Fil d'Ariane
C'est l'histoire d'une femme à la pilosité intense qui s'assume au point d'afficher sa barbe aux yeux de tous. Un sujet tabou dans la France rurale du début du XXe siècle, comme le raconte le film Rosalie, inspiré de l'histoire vraie de la "femme à barbe" Clémentine Delait.
"Rosalie", un film de Stéphanie Di Giusto, librement inspiré de Clémentine Delait.
"Quand j'ai croisé le destin de Clémentine, (Clémentaine Delait, la femme à barbe la plus connue de France, ndlr), je l'ai trouvée extrêmement gracieuse, avec ce visage très féminin. En réalité, sa barbe m'a complètement fascinée", raconte Stéphanie Di Giusto.
Je lui ai inventé un destin romanesque à la conquête d'elle-même. Stéphanie Di Giusto, réalisatrice
Après La danseuse, qui avait été présenté dans la catégorie "Un certain regard" au festival de Cannes en 2016, la réalisatrice et scénariste revient avec une fresque intime inspirée de la vie d'une des premières "femmes à barbe" de France.
"J'ai commencé à rêver de sa vie et je lui ai inventé un destin romanesque à la conquête d'elle-même", poursuit-elle, avant de rappeler que la condition de ces femmes était avant tout le fait "d'une maladie".
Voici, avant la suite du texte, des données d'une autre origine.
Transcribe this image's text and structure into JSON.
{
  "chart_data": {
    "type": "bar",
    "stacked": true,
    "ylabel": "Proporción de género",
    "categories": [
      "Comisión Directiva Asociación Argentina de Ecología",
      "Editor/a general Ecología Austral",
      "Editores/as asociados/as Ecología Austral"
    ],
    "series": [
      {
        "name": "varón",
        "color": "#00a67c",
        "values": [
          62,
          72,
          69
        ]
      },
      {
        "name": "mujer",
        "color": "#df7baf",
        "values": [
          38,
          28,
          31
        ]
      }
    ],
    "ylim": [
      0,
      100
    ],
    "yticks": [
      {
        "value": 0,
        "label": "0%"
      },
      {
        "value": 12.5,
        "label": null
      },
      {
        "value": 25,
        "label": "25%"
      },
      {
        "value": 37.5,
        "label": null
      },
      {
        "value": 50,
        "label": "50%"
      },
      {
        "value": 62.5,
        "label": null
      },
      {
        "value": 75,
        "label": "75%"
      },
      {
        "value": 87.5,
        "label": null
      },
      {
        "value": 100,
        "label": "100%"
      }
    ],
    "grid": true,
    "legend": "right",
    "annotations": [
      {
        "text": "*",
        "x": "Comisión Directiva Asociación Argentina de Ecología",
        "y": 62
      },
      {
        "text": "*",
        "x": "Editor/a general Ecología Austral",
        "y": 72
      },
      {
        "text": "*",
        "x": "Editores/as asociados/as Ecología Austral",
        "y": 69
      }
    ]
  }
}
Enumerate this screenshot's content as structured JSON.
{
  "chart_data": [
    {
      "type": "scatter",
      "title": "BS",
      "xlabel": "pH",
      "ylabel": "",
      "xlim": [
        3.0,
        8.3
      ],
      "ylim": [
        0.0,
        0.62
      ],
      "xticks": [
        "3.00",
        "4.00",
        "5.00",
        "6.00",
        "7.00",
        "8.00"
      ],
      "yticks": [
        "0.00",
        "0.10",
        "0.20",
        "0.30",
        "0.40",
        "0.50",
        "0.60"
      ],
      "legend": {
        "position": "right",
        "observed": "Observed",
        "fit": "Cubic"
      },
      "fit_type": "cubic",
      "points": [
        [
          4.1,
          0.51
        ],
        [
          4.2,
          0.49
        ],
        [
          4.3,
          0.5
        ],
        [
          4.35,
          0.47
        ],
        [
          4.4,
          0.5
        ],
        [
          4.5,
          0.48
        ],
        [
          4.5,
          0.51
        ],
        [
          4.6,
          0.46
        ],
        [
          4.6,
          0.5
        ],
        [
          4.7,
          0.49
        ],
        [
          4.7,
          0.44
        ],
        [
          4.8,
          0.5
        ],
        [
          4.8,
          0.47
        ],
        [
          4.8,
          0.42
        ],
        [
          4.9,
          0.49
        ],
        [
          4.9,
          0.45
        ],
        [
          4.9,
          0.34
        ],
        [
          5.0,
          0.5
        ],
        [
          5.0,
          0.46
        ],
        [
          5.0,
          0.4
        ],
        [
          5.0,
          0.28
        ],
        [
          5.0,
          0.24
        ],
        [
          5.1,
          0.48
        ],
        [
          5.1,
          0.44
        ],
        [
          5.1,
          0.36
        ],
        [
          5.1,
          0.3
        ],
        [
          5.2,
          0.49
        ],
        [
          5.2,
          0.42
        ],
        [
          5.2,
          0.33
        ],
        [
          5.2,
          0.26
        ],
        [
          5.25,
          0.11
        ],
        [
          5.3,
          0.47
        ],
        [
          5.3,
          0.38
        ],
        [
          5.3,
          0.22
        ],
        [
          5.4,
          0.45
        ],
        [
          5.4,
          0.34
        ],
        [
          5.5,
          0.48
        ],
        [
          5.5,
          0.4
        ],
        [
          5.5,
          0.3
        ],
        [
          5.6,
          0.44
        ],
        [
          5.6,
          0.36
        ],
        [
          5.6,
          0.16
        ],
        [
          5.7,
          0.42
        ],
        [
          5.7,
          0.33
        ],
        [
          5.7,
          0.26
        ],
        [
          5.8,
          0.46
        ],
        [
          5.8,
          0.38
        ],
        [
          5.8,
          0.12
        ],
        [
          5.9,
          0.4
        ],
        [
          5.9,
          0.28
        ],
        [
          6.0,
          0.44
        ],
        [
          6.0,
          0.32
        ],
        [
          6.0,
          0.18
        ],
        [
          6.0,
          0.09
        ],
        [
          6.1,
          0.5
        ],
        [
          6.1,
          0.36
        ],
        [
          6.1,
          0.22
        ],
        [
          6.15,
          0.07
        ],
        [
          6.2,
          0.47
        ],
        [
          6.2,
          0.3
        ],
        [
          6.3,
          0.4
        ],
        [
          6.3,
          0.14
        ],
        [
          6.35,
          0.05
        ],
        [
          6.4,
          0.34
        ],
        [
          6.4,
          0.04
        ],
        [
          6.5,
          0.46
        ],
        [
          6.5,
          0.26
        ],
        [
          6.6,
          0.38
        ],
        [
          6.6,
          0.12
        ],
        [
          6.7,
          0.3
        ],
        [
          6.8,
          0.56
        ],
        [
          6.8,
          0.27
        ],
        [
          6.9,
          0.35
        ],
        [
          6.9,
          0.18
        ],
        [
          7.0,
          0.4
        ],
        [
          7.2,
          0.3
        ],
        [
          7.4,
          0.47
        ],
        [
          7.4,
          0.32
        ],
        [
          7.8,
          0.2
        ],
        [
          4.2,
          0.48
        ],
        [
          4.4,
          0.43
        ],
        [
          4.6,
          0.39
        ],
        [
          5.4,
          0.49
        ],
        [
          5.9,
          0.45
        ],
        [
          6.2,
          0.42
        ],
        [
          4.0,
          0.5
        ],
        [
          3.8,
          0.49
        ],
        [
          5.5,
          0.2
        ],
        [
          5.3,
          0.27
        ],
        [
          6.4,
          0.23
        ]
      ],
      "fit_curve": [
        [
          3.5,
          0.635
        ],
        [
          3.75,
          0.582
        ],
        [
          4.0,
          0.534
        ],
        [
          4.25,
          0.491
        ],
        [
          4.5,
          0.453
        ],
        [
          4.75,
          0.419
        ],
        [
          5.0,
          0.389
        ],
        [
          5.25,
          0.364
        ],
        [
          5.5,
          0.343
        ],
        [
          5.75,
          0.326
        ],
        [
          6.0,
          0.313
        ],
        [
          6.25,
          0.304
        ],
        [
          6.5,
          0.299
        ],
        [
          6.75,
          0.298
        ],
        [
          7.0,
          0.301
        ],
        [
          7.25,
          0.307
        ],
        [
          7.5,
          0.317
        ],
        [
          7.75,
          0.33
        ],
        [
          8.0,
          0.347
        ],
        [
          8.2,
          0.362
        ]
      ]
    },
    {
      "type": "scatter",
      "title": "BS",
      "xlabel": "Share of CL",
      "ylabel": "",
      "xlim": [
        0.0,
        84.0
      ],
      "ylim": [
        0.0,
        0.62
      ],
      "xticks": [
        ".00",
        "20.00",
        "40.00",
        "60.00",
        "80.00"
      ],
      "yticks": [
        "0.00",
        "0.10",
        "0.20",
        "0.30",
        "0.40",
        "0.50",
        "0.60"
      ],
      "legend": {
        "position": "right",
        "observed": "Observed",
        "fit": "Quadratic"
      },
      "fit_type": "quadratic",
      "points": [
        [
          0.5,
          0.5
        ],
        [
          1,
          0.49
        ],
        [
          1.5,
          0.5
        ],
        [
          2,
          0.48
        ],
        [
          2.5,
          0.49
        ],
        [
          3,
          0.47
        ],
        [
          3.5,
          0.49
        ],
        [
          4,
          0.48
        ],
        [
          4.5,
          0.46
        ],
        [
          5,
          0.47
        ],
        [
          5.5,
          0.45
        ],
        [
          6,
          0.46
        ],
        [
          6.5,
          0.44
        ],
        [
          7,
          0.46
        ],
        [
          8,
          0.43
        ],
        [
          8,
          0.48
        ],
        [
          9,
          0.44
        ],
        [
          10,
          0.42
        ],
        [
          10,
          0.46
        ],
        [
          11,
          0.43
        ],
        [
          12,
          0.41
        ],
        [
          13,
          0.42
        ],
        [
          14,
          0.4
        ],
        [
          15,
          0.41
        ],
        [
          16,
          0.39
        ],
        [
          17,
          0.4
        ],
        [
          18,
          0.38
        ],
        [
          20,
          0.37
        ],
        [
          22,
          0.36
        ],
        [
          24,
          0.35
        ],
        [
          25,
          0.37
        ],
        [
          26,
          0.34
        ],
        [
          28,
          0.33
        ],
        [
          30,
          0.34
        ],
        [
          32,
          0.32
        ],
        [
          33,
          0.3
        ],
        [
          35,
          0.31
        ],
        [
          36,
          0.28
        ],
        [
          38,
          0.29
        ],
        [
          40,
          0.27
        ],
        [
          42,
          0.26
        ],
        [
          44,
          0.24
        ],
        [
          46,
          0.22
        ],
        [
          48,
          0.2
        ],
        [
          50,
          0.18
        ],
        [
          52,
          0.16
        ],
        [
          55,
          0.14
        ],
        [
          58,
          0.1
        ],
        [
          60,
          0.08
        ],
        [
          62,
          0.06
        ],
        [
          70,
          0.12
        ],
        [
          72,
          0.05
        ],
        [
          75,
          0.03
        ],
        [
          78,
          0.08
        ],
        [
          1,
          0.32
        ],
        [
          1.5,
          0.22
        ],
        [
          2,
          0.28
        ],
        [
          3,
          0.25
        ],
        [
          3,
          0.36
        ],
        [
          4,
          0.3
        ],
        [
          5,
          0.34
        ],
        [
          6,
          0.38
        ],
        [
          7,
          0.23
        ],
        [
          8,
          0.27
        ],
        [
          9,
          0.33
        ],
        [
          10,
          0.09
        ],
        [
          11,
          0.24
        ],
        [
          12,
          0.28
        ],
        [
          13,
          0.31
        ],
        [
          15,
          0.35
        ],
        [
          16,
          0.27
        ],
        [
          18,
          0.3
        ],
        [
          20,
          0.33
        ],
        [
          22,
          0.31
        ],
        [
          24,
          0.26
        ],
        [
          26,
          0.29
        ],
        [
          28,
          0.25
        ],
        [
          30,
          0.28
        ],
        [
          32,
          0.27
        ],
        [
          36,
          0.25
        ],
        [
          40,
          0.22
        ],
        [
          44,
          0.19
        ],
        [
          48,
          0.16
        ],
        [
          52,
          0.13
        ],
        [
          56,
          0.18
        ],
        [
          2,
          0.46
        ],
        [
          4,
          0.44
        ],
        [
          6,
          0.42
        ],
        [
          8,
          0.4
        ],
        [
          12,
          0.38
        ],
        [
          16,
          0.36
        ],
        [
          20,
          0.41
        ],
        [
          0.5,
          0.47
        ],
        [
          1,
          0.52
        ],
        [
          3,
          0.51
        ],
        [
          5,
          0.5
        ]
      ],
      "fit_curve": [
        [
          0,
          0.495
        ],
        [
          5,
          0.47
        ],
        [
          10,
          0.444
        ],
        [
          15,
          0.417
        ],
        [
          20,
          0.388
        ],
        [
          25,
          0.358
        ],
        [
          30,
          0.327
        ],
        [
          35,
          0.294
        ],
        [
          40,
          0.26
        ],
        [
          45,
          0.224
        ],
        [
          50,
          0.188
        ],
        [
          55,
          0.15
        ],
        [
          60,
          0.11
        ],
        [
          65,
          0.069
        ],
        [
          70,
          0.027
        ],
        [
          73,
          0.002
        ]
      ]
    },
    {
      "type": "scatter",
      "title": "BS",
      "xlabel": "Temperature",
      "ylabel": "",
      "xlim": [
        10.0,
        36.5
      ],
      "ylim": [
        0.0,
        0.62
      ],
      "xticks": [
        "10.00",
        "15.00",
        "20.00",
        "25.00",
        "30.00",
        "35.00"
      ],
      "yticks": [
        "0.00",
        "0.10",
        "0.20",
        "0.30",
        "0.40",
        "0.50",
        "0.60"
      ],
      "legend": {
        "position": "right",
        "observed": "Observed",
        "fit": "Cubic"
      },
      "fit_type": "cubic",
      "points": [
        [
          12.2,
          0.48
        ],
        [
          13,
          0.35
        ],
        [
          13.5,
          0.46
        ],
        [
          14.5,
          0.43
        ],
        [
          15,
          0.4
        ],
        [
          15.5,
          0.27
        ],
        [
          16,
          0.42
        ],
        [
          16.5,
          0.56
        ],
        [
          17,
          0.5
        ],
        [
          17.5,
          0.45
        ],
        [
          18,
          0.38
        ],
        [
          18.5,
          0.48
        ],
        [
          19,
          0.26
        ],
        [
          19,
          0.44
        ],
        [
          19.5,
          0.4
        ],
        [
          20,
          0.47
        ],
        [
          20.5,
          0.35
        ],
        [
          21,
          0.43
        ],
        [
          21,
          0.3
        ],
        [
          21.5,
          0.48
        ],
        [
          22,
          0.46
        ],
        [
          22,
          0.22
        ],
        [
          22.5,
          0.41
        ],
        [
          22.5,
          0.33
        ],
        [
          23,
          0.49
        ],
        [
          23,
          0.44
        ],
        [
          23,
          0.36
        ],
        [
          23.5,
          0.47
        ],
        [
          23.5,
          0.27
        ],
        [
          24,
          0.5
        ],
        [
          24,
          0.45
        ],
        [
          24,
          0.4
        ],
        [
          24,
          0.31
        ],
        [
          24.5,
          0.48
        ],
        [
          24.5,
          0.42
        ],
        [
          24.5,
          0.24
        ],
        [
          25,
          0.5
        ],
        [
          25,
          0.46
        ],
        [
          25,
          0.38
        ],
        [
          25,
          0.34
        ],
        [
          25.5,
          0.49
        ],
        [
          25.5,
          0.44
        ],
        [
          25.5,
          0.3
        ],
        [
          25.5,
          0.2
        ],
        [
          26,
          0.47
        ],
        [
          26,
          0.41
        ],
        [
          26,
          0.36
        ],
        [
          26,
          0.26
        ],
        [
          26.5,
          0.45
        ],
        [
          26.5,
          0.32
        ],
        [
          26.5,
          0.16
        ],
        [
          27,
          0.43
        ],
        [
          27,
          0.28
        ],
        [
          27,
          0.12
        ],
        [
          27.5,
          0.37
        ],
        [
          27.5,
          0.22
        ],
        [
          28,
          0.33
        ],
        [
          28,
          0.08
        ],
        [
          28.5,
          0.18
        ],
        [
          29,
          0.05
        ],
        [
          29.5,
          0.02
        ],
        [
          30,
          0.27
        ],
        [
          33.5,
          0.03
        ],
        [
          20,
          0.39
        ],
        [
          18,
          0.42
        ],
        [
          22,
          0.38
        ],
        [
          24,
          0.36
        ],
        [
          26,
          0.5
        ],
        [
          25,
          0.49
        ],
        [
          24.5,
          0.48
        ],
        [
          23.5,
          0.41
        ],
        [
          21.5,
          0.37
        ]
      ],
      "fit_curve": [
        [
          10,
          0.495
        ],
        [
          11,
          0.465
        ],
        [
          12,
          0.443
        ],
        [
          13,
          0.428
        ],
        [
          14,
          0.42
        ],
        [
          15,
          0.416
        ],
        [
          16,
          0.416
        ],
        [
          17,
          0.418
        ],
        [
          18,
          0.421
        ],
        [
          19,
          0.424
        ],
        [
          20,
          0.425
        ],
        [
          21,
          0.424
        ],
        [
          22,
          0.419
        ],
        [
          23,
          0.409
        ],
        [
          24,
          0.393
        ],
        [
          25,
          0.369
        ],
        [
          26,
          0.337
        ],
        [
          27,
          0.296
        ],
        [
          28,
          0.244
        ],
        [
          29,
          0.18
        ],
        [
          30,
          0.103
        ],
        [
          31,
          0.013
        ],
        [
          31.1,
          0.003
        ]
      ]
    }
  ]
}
Cette réinvention, c'est Rosalie.
Rosalie est une jeune femme dans la France de 1870 mais ce n’est pas une jeune femme comme les autres, elle cache un secret : depuis sa naissance, son visage et son corps sont recouverts de poils. De peur d’être rejetée, elle a toujours été obligée de se raser. Jusqu’au jour où Abel, un tenancier de café acculé par les dettes, l’épouse pour sa dot sans savoir son secret. Mais Rosalie veut être regardée comme une femme, malgré sa différence qu’elle ne veut plus cacher. En laissant pousser sa barbe, elle va enfin se libérer.
Fougueuse, frondeuse, futée et belle : la Rosalie de Stéphanie Di Giusto partage de nombreux traits avec celle, incandescente et éternelle, de Claude Sautet, incarnée par Romy Schneider. "Évidemment, j'avais la référence en tête", sourit la réalisatrice.
C'est une femme qui s'affranchit en affrontant le regard des autres et qui affirme sa féminité singulière. Stéphanie Di Giusto, réalisatrice
Car Rosalie n'est pas une victime: "C'est une femme qui s'affranchit en affrontant le regard des autres et qui affirme sa féminité singulière", détaille-t-elle.
Dans le rôle-titre : Nadia Tereszkiewicz, révélée lors de la précédente édition du Festival de Cannes dans Les Amandiers de Valeria Bruni-Tedeschi. Omniprésente à l'écran, sa présence solaire est au centre du film. "Elle est extraordinaire ! Elle a cette énergie pure d'actrice et, surtout, elle a un enthousiasme naturel", loue la cinéaste.
A noter la présence au casting de Benjamin Biolay et de sa fille Anna, ainsi que la chanteuse Juliette Armanet.
Le film est aussi, et peut-être avant tout, une histoire d'amour. Rosalie parviendra-t-elle à se faire aimer d'Abel, son époux (Benoit Magimel), qui l'a épousée uniquement pour sa dot ?
Je crois que les films répondent à une époque et je trouve que l'amour devient le vrai combat de notre époque. Stéphanie Di Giusto, réalisatrice
"C'était très important pour moi de parler d'amour, dit la réalisatrice. Je crois que les films répondent à une époque et je trouve que l'amour devient le vrai combat de notre époque. Dans un monde qui se déshumanise, on a besoin d'amour".
Clémentine Clattaux naît le 5 mars 1865 dans le département des Vosges. À partir de la puberté, sa pilosité commence à se développer plus que la normale en ce qui concerne une jeune fille, notamment au niveau de la lèvre supérieure dont elle rase fréquemment le duvet. A l'âge de 36 ans, Clémentine se laisse pousser la barbe, après un pari avec un client du bar qu'elle tient avec son mari. Sa barbe la rend de plus en plus célèbre, et le bar ne désemplit pas. Ce succès populaire prend une ampleur nationale lorsqu'elle s'enrôle dans la Croix-Rouge durant la Première guerre mondiale et devient la mascotte des Poilus. Elle édite elle-même des cartes postales, reste maître de son image et gère sa carrière comme une femme d’affaires. Elle voyage seule y compris à l’étranger, porte des pantalons sur arrêté ministériel.